Almost five thousand years agone, there were pilgrims walking to the Celestial City, as these two honest persons are; and Beelzebub, Apollyon, and Legion, with their companions, perceiving by the path that the pilgrims made, that their way to the city lay through this town of Vanity, they contrived here to set up a fair; a fair wherein should be sold all sorts of vanity, and that it should last all the year long. Therefore at this fair are all such merchandise sold, as houses, lands, trades, places, honors, preferments, titles, countries, kingdoms, lusts, pleasures, and delights of all sorts, as whores, bawds, wives, husbands, children, masters, servants, lives, blood, bodies, souls, silver, gold, pearls, precious stones, and what not. (JOHN BUNYAN, from The Pilgrim's Progress, 1678)

SECTION B

2. `Absence is pain'. Discuss one poet's treatment in the sonnet or other lyric forms of the pleasure or pain of erotic love.
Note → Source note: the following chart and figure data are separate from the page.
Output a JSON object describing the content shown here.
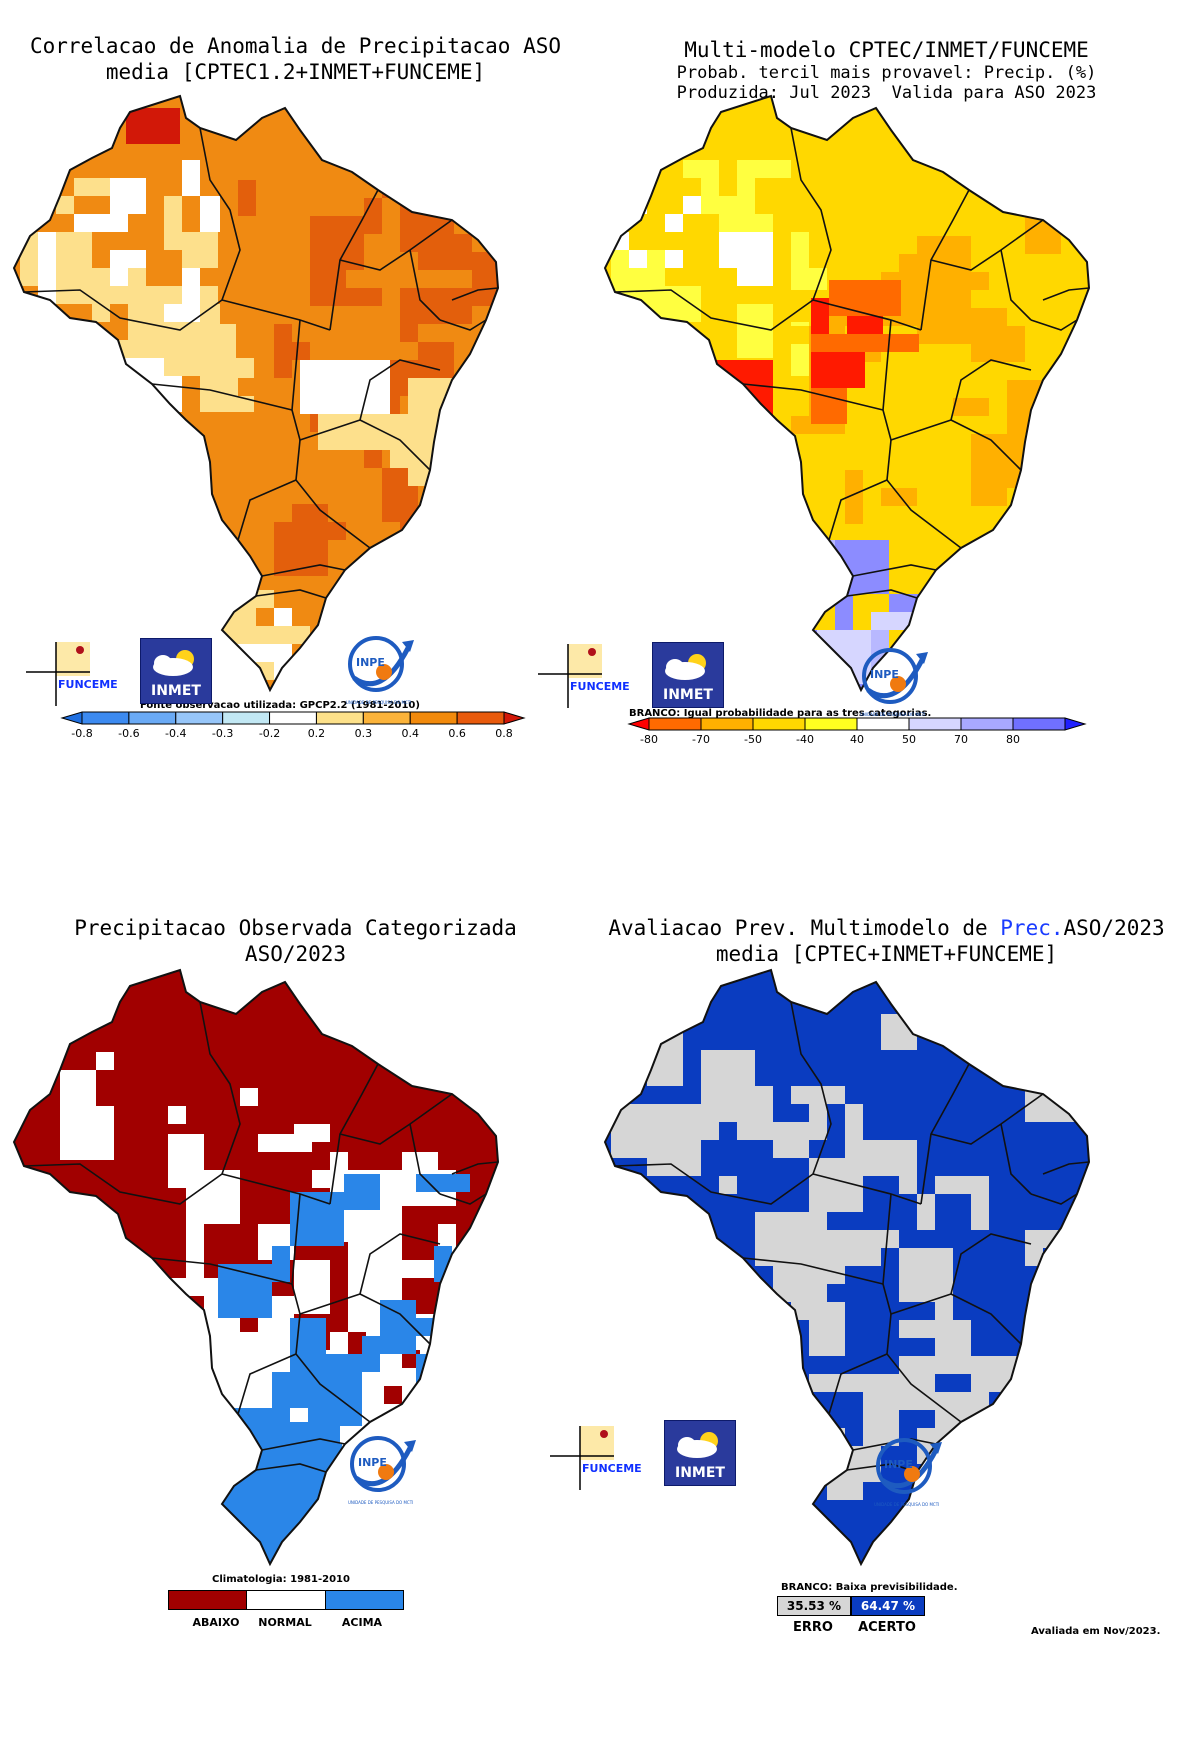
{
  "panels": {
    "p1": {
      "title_line1": "Correlacao de Anomalia de Precipitacao ASO",
      "title_line2": "media [CPTEC1.2+INMET+FUNCEME]",
      "note": "Fonte observacao utilizada: GPCP2.2 (1981-2010)",
      "legend_ticks": [
        "-0.8",
        "-0.6",
        "-0.4",
        "-0.3",
        "-0.2",
        "0.2",
        "0.3",
        "0.4",
        "0.6",
        "0.8"
      ],
      "legend_colors": [
        "#1f6fe0",
        "#3c8af0",
        "#6aaaf5",
        "#97c6f9",
        "#c2e8f4",
        "#ffffff",
        "#fde18a",
        "#fbb33a",
        "#f28a0c",
        "#e85a0c",
        "#d21808"
      ]
    },
    "p2": {
      "title_line1": "Multi-modelo CPTEC/INMET/FUNCEME",
      "title_line2": "Probab. tercil mais provavel: Precip. (%)",
      "title_line3": "Produzida: Jul 2023  Valida para ASO 2023",
      "note": "BRANCO: Igual probabilidade para as tres categorias.",
      "legend_ticks": [
        "-80",
        "-70",
        "-50",
        "-40",
        "40",
        "50",
        "70",
        "80"
      ],
      "legend_colors": [
        "#ff0000",
        "#ff6a00",
        "#ffb000",
        "#ffd800",
        "#ffff20",
        "#ffffff",
        "#d6d6ff",
        "#a8a8ff",
        "#7070ff",
        "#2020ff"
      ]
    },
    "p3": {
      "title_line1": "Precipitacao Observada Categorizada",
      "title_line2": "ASO/2023",
      "note": "Climatologia: 1981-2010",
      "categories": [
        "ABAIXO",
        "NORMAL",
        "ACIMA"
      ],
      "category_colors": [
        "#a10000",
        "#ffffff",
        "#2a86e8"
      ]
    },
    "p4": {
      "title_prefix": "Avaliacao Prev. Multimodelo de ",
      "title_highlight": "Prec.",
      "title_suffix": "ASO/2023",
      "title_line2": "media [CPTEC+INMET+FUNCEME]",
      "note": "BRANCO: Baixa previsibilidade.",
      "erro_value": "35.53 %",
      "acerto_value": "64.47 %",
      "erro_label": "ERRO",
      "acerto_label": "ACERTO",
      "evaluated": "Avaliada em Nov/2023.",
      "colors": {
        "erro": "#d6d6d6",
        "acerto": "#0a3cc0"
      }
    }
  },
  "logos": {
    "funceme": "FUNCEME",
    "inmet": "INMET",
    "inpe": "INPE",
    "inpe_caption": "UNIDADE DE PESQUISA DO MCTI"
  },
  "colors": {
    "p1_fill": "#f08a12",
    "p1_dark": "#e35f0c",
    "p1_light": "#fde08c",
    "p2_fill": "#ffd800",
    "p2_orange": "#ffb000",
    "p2_red": "#ff1a00",
    "p2_blue": "#b8b8ff",
    "p3_fill": "#a10000",
    "p3_blue": "#2a86e8",
    "p4_fill": "#0a3cc0",
    "p4_grey": "#d6d6d6"
  }
}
3. Discuss the response to court life in the work of either one poet or one dramatist.

4. Discuss Spenser's use of disguise in The Faerie Queene.

5. With close reference to two or three sonnets by any one poet, discuss the tension between public and private worlds.

6. Explain how the work of any one metaphysical poet may be considered dramatic.

7. Describe and analyse Milton's treatment of paradoxes of obedience and freedom in one or more of his works.

8. What does Milton adapt, absorb or contradict from the English Renaissance literary heritage? You may confine your discussion to one work.

9. Discuss the treatment of social order in either two plays by Marlowe or Kyd's Spanish Tragedy.

10. Explain how either Shakespeare or one other Jacobean dramatist establishes notions of corruption or vice in one or two plays.

11. Write on the treatment of money in Jonson's drama or poetry or both.

12. How important is plot in the work of any one prose fiction writer of the period?

13. How biting is the work of any one Restoration satirist?

SECTION C

Answers in this section should refer to AT LEAST TWO different authors.

14. Compare the use of hyperbole or exaggeration by two or more writers of the period. You need not restrict your discussion to a single genre.

15. Discuss the importance of spectacle or the role of violence in Jacobean tragedy.

16. Are there significant differences between Elizabethan and Jacobean literature?

17. Is the equality of women a significant issue in literature of the period?

18. Discuss the treatment of honour in a range of works of the period.

19. Write on attitudes to the natural world or to the countryside expressed in the literature of the period.

20. Compare the emphasis placed on novelty or tradition by two or more writers of the period.